ったく、我ながらとんだ出来心で、とんだことをしでかしてしまったものだ。しかも相手は王族。一生追われる身、確定だな。


まあ、闇に潜む生活は慣れてる。警戒度が数段上がるだけだ。


窓から逃げようとする俺に、リズがすがってくる。


「わたくしを――わたくしを連れて行ってください」


「断る。これから泥水をすするような逃亡生活が待ってるんだ。誰かを守る余裕は俺にはない」


「守らなくても結構です!」


またあの覚悟の決まった目だった。彼女なら、本当に放っておいても自分でどうにかしそうだ。そんな気持ちになる。もちろんそれは気持ちだけで、この先のことを考えると、箱入りのお嬢様には地獄には変わりないのだが。

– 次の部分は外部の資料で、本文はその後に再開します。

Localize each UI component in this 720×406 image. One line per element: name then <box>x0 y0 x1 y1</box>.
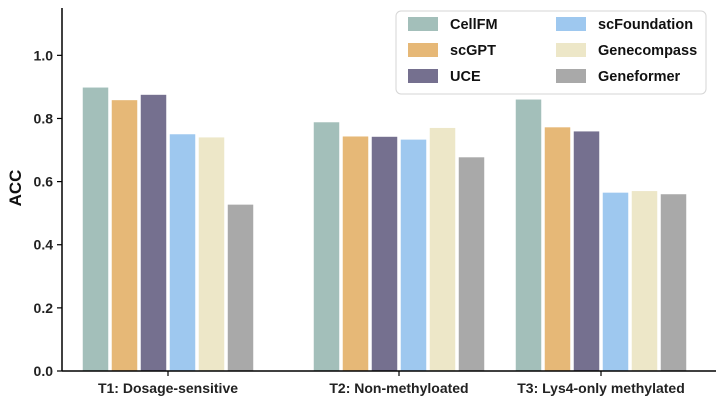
bar-geneformer-1 <box>227 204 254 371</box>
bar-geneformer-3 <box>660 194 687 371</box>
x-ticks: T1: Dosage-sensitive T2: Non-methyloated T… <box>98 371 685 396</box>
y-tick-label: 0.2 <box>34 300 54 316</box>
x-tick-label: T2: Non-methyloated <box>329 380 468 396</box>
bar-genecompass-1 <box>198 137 225 371</box>
bar-geneformer-2 <box>458 157 485 371</box>
bar-scgpt-3 <box>544 127 571 371</box>
bar-genecompass-3 <box>631 191 658 371</box>
bar-genecompass-2 <box>429 127 456 372</box>
bar-scfoundation-2 <box>400 139 427 371</box>
legend-label-scfoundation: scFoundation <box>598 17 693 33</box>
legend-label-uce: UCE <box>450 69 481 85</box>
bar-scgpt-2 <box>342 136 369 371</box>
bar-uce-1 <box>140 94 167 371</box>
x-tick-label: T1: Dosage-sensitive <box>98 380 238 396</box>
bar-scgpt-1 <box>111 100 138 371</box>
legend-label-scgpt: scGPT <box>450 43 496 59</box>
y-tick-label: 0.4 <box>34 237 54 253</box>
y-tick-label: 1.0 <box>34 47 54 63</box>
legend-label-geneformer: Geneformer <box>598 69 681 85</box>
x-tick-label: T3: Lys4-only methylated <box>517 380 685 396</box>
legend-swatch-uce <box>408 69 438 83</box>
y-tick-label: 0.8 <box>34 110 54 126</box>
legend-swatch-genecompass <box>556 43 586 57</box>
legend-label-cellfm: CellFM <box>450 17 498 33</box>
y-tick-label: 0.0 <box>34 363 54 379</box>
bar-uce-3 <box>573 131 600 371</box>
legend-swatch-scgpt <box>408 43 438 57</box>
y-axis-title: ACC <box>6 170 25 207</box>
y-tick-label: 0.6 <box>34 174 54 190</box>
bar-scfoundation-3 <box>602 192 629 371</box>
legend-frame <box>395 10 707 95</box>
y-ticks: 0.0 0.2 0.4 0.6 0.8 1.0 <box>34 47 62 379</box>
legend-swatch-cellfm <box>408 17 438 31</box>
bars-layer <box>82 87 687 372</box>
bar-cellfm-1 <box>82 87 109 372</box>
legend-label-genecompass: Genecompass <box>598 43 697 59</box>
bar-scfoundation-1 <box>169 134 196 371</box>
legend-swatch-scfoundation <box>556 17 586 31</box>
bar-uce-2 <box>371 136 398 371</box>
axes-layer <box>61 8 716 372</box>
legend: CellFM scGPT UCE scFoundation Genecompass Gen… <box>395 10 707 95</box>
legend-swatch-geneformer <box>556 69 586 83</box>
bar-cellfm-2 <box>313 122 340 372</box>
bar-cellfm-3 <box>515 99 542 372</box>
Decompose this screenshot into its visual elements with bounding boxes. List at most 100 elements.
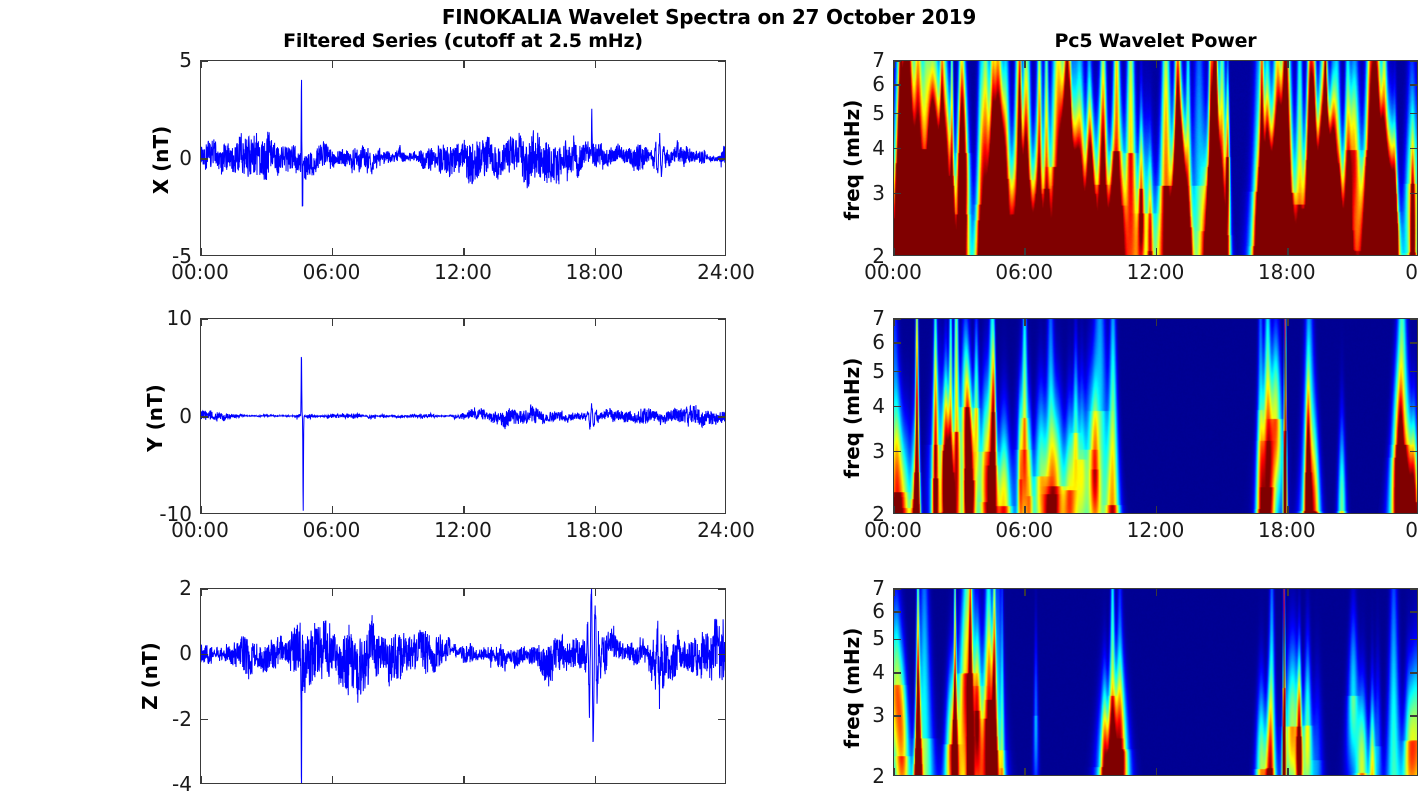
y-tick-label: 5 <box>872 100 885 125</box>
y-tick <box>894 84 901 86</box>
x-tick-label: 12:00 <box>434 518 492 542</box>
y-tick <box>201 158 208 160</box>
x-tick <box>463 589 465 596</box>
y-tick <box>1410 589 1417 590</box>
y-tick <box>201 416 208 418</box>
x-tick <box>201 589 202 596</box>
x-tick <box>1155 506 1158 513</box>
axes-y-filtered-series <box>200 318 726 514</box>
y-tick-label: 7 <box>872 576 885 600</box>
x-tick <box>1286 506 1289 513</box>
x-tick-label: 00:00 <box>864 518 922 542</box>
x-tick <box>1155 248 1158 255</box>
y-tick <box>1410 370 1417 373</box>
x-tick <box>1024 506 1027 513</box>
y-tick <box>894 192 901 195</box>
y-tick-label: 6 <box>872 599 885 624</box>
x-tick <box>594 319 597 326</box>
y-tick-label: 2 <box>872 764 885 788</box>
x-tick <box>894 768 895 775</box>
y-tick <box>1410 611 1417 613</box>
y-tick <box>1410 112 1417 115</box>
x-tick <box>1155 589 1158 596</box>
series-line <box>201 589 725 783</box>
x-tick <box>201 506 202 513</box>
y-tick <box>1410 638 1417 641</box>
y-tick-label: 5 <box>872 358 885 383</box>
x-tick-label: 00:00 <box>864 260 922 284</box>
x-tick <box>1286 319 1289 326</box>
axes-z-wavelet-power <box>893 588 1418 776</box>
y-tick-label: 5 <box>872 626 885 651</box>
x-tick-label: 24:00 <box>697 260 755 284</box>
x-tick <box>201 248 202 255</box>
y-tick <box>894 715 901 717</box>
y-tick <box>718 158 725 160</box>
y-tick <box>718 653 725 656</box>
x-tick <box>201 319 202 326</box>
y-tick-label: -5 <box>172 244 192 268</box>
x-tick-label: 18:00 <box>565 518 624 542</box>
y-tick-label: 3 <box>872 703 885 728</box>
x-tick <box>1024 61 1027 68</box>
x-tick <box>331 589 334 596</box>
x-tick-label: 00:00 <box>171 518 229 542</box>
y-tick <box>201 653 208 656</box>
y-tick <box>201 718 208 721</box>
x-tick-label: 18:00 <box>1257 260 1316 284</box>
y-tick <box>718 589 725 590</box>
x-tick <box>331 776 334 783</box>
x-tick <box>894 319 895 326</box>
y-tick <box>894 672 901 674</box>
axes-x-filtered-series <box>200 60 726 256</box>
x-tick-label: 12:00 <box>434 260 492 284</box>
y-tick-label: 3 <box>872 180 885 205</box>
axes-z-filtered-series <box>200 588 726 784</box>
y-tick-label: 4 <box>872 659 885 684</box>
y-tick <box>1410 319 1417 320</box>
y-tick <box>718 416 725 418</box>
x-tick <box>594 589 597 596</box>
left-column-title: Filtered Series (cutoff at 2.5 mHz) <box>283 30 643 52</box>
x-tick-label: 12:00 <box>1126 260 1185 284</box>
x-tick-label: 24:00 <box>697 518 755 542</box>
y-tick-label: 3 <box>872 438 885 463</box>
x-tick <box>331 319 334 326</box>
wavelet-power-heatmap <box>894 319 1417 513</box>
y-tick <box>1410 61 1417 62</box>
x-tick <box>894 248 895 255</box>
y-tick <box>894 112 901 115</box>
x-tick <box>463 506 465 513</box>
y-tick <box>1410 147 1417 150</box>
x-tick <box>594 248 597 255</box>
x-tick <box>1024 319 1027 326</box>
y-tick <box>894 319 901 320</box>
x-tick <box>463 248 465 255</box>
x-tick <box>894 61 895 68</box>
y-tick-label: 6 <box>872 72 885 97</box>
y-tick-label: 0 <box>179 641 192 666</box>
x-tick <box>1024 768 1027 775</box>
y-tick-label: 6 <box>872 330 885 355</box>
y-tick-label: -4 <box>172 772 192 796</box>
y-tick-label: 2 <box>872 244 885 268</box>
x-tick-label: 06:00 <box>302 260 361 284</box>
y-tick-label: -2 <box>172 706 192 731</box>
y-tick <box>894 147 901 150</box>
x-tick <box>1024 589 1027 596</box>
x-tick-label: 12:00 <box>1126 518 1185 542</box>
y-tick-label: 10 <box>166 306 192 330</box>
axes-y-wavelet-power <box>893 318 1418 514</box>
y-tick <box>894 611 901 613</box>
y-tick <box>1410 405 1417 408</box>
y-tick <box>201 589 208 590</box>
x-tick-label: 18:00 <box>565 260 624 284</box>
x-tick <box>1286 768 1289 775</box>
x-tick-label: 00:00 <box>171 260 229 284</box>
wavelet-power-heatmap <box>894 589 1417 775</box>
y-tick <box>894 342 901 344</box>
y-tick <box>718 718 725 721</box>
y-tick-label: 4 <box>872 135 885 160</box>
y-tick <box>894 638 901 641</box>
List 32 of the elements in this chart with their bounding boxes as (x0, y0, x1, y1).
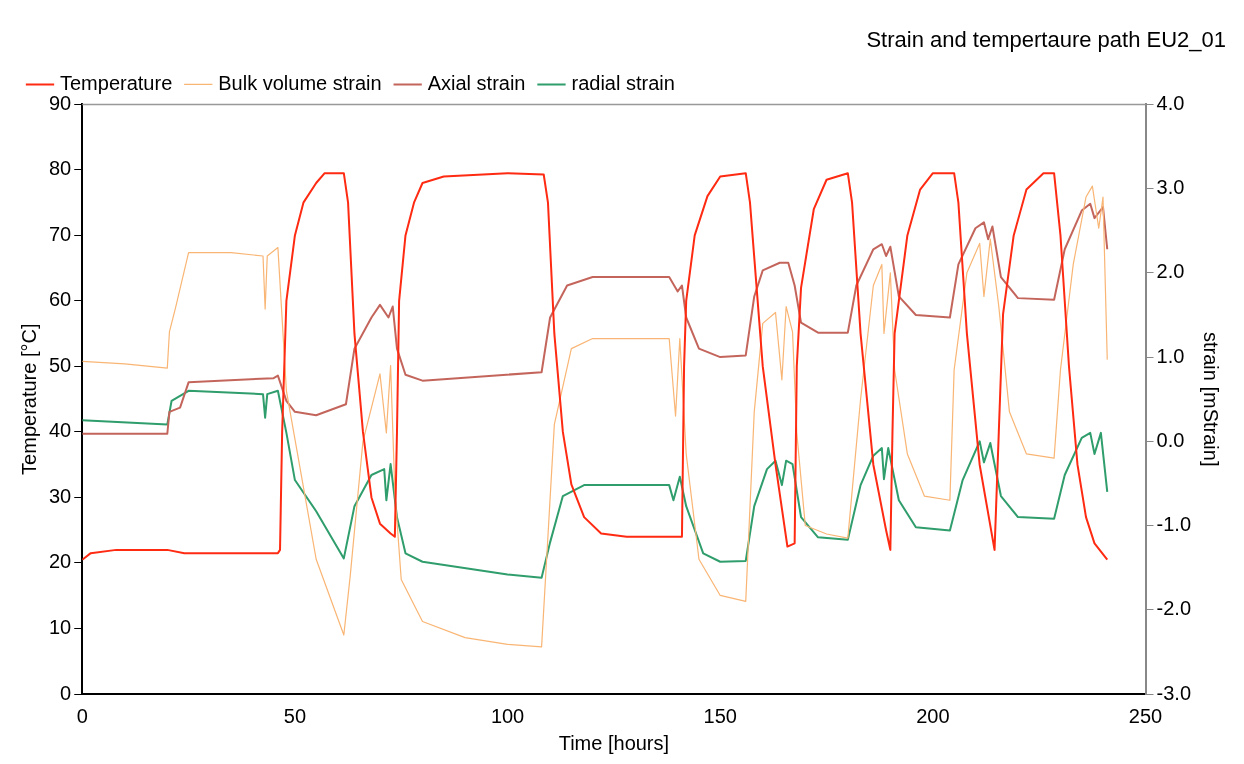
y-tick-label: 50 (49, 353, 72, 376)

「あんな豪華なベッドじゃもう寝られないぞ。ネズミのすぐ横で眠ることになる」


「あなたがそばにいるのなら、どこでも――」


覚悟の決まった瞳で射抜くように見つめられる。彼女なら、あるいは――


「……好きにしろ」


用意していた縄を伝って降りようとする俺をリズは再び呼び止める。


「あの――」


「まだ何かあるのか?」


「お名前を聞いても?」


「…………………………ない」


俺には名前なんて素敵なものはない。

しかしリズは紫水晶の瞳をキラつかせ、


「ナイ様」


「あっ、いや、ナイじゃなくて名前はない」


「ナイ様!」


「………………もう、それでいい」


こうして殺し屋と侯爵令嬢との奇妙な逃亡生活が幕を開けたのだった。







最後までお読みいただき、ありがとうございました。